Karin Salvalaggio (Minotaur, May 12)

In her follow-up to Bone Dust White, Salvalaggio sends her intrepid Montana detective Macy Greely to the remote (really, is there any other kind in Montana?) town of Wilmington Creek to investigate the murder of John Dalton, a young man who’d recently returned from several tours in Afghanistan. There are whispers that Dalton’s death is linked to local militia leader Ethan Green, who’s conveniently MIA, and, as readers soon learn, shares an unpleasant history with Dalton and his twin sister, Jessie. Macy must deal with the dysfunctional Dalton family, led by the bombastic patriarch, Jeremy, as well as navigate her own tricky personal situation with boss Ray Davidson, who just happens to be the head of the state police. As more secrets come to light, Macy realizes that John’s murder is just the beginning of what could become a deadly summer in Montana. In laying bare the complexities—and dangers—of PTSD and our country’s unacceptable treatment of veterans returning home after combat, Salvalaggio’s latest is a timely, necessary book, as well as a thrilling read.

Six and a Half Deadly Sins

Colin Cotterill (Soho Crime, May 19)

Dr. Siri Paboun, the retired Laos national coroner, returns in Cotterill’s 10th series installment, following The Woman Who Wouldn’t Die, set in 1978, just as Vietnam invaded Cambodia. Siri is investigating the mysterious case of a severed finger that arrived in the mail (sewn into the hem of a Lao skirt, of course), trying to identify the digit’s owner and place of origin. Along with the help of his wife, Madame Daeng, he traces the skirt to an area in the north run by drug-dealing warlords.

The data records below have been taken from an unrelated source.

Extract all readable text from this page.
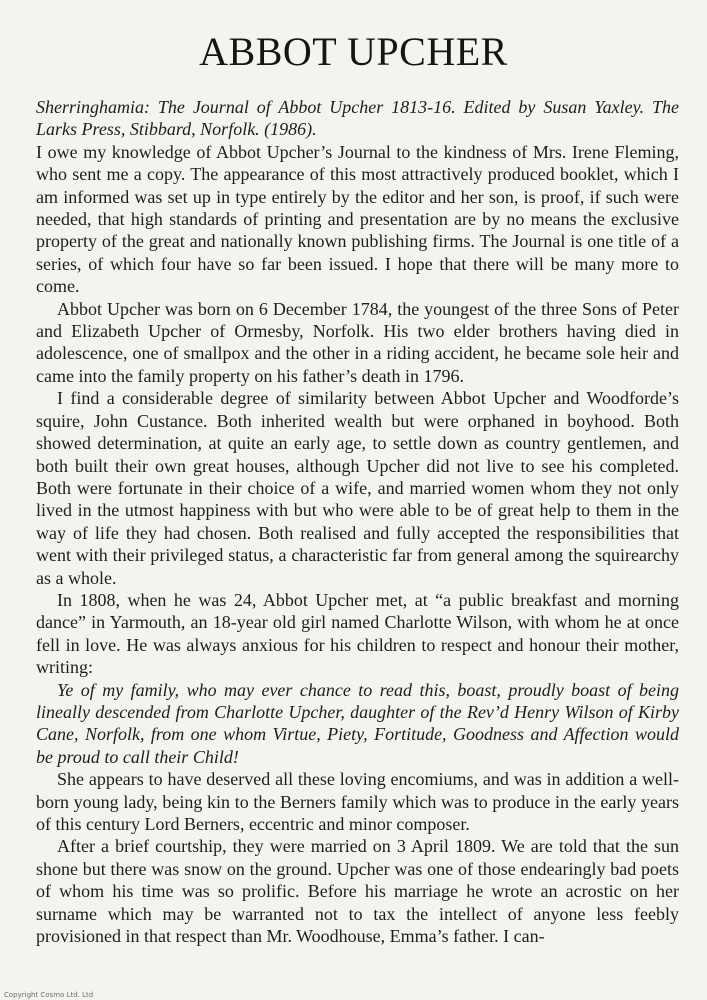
ABBOT UPCHER

Sherringhamia: The Journal of Abbot Upcher 1813-16. Edited by Susan Yaxley. The Larks Press, Stibbard, Norfolk. (1986).

I owe my knowledge of Abbot Upcher’s Journal to the kindness of Mrs. Irene Fleming, who sent me a copy. The appearance of this most attractively produced booklet, which I am informed was set up in type entirely by the editor and her son, is proof, if such were needed, that high standards of printing and presentation are by no means the exclusive property of the great and nationally known publishing firms. The Journal is one title of a series, of which four have so far been issued. I hope that there will be many more to come.

Abbot Upcher was born on 6 December 1784, the youngest of the three Sons of Peter and Elizabeth Upcher of Ormesby, Norfolk. His two elder brothers having died in adolescence, one of smallpox and the other in a riding accident, he became sole heir and came into the family property on his father’s death in 1796.

I find a considerable degree of similarity between Abbot Upcher and Woodforde’s squire, John Custance. Both inherited wealth but were orphaned in boyhood. Both showed determination, at quite an early age, to settle down as country gentlemen, and both built their own great houses, although Upcher did not live to see his completed. Both were fortunate in their choice of a wife, and married women whom they not only lived in the utmost happiness with but who were able to be of great help to them in the way of life they had chosen. Both realised and fully accepted the responsibilities that went with their privileged status, a characteristic far from general among the squirearchy as a whole.

In 1808, when he was 24, Abbot Upcher met, at “a public breakfast and morning dance” in Yarmouth, an 18-year old girl named Charlotte Wilson, with whom he at once fell in love. He was always anxious for his children to respect and honour their mother, writing:

Ye of my family, who may ever chance to read this, boast, proudly boast of being lineally descended from Charlotte Upcher, daughter of the Rev’d Henry Wilson of Kirby Cane, Norfolk, from one whom Virtue, Piety, Fortitude, Goodness and Affection would be proud to call their Child!

She appears to have deserved all these loving encomiums, and was in addition a well-born young lady, being kin to the Berners family which was to produce in the early years of this century Lord Berners, eccentric and minor composer.

After a brief courtship, they were married on 3 April 1809. We are told that the sun shone but there was snow on the ground. Upcher was one of those endearingly bad poets of whom his time was so prolific. Before his marriage he wrote an acrostic on her surname which may be warranted not to tax the intellect of anyone less feebly provisioned in that respect than Mr. Woodhouse, Emma’s father. I can-

Copyright Cosmo Ltd. Ltd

Since it would be a bureaucratic nightmare to secure all the permissions necessary to travel to the dangerous region, Siri instead must exonerate the head of Public Prosecution from a sexual assault charge. There’s also a highly sensitive murder investigation happening concerning Chinese nationals, which could tip the already politically volatile country into outright war, thanks to the Vietnamese invasion. Cotterill manages once again to mix history, mystery, and a healthy dose of humor for a winning combination. Dr. Siri fans won’t be disappointed. 

The Ice Twins

S.K. Tremayne (Grand Central, May 19)

Tremayne, the pseudonym for a well-known British journalist and author, wants to make sure that readers take nothing at face value in his haunting novel about the effects of a twin’s death on a family. Sarah and Angus Moorcroft had the perfect life in London with their identical twin daughters, Kirstie and Lydia, until tragedy struck, leaving Kirstie an only child and her parents bereft. A year after the accident, the family is unraveling—Angus lost his job, Sarah is mired in grief, and seven-year-old Kirstie suddenly insists that she is Lydia and that it was really Kirstie who died in the accident. In an attempt to find a fresh start, Angus decides that the family should move to his family’s ramshackle cottage on the isolated Eilean Torran, a Scottish island only accessible by boat. Of course, this does wonders for the novel’s unrelenting suspense and thrilling climax but is probably a terrible idea for the fragile psychological health of a child. Good thing it’s fiction.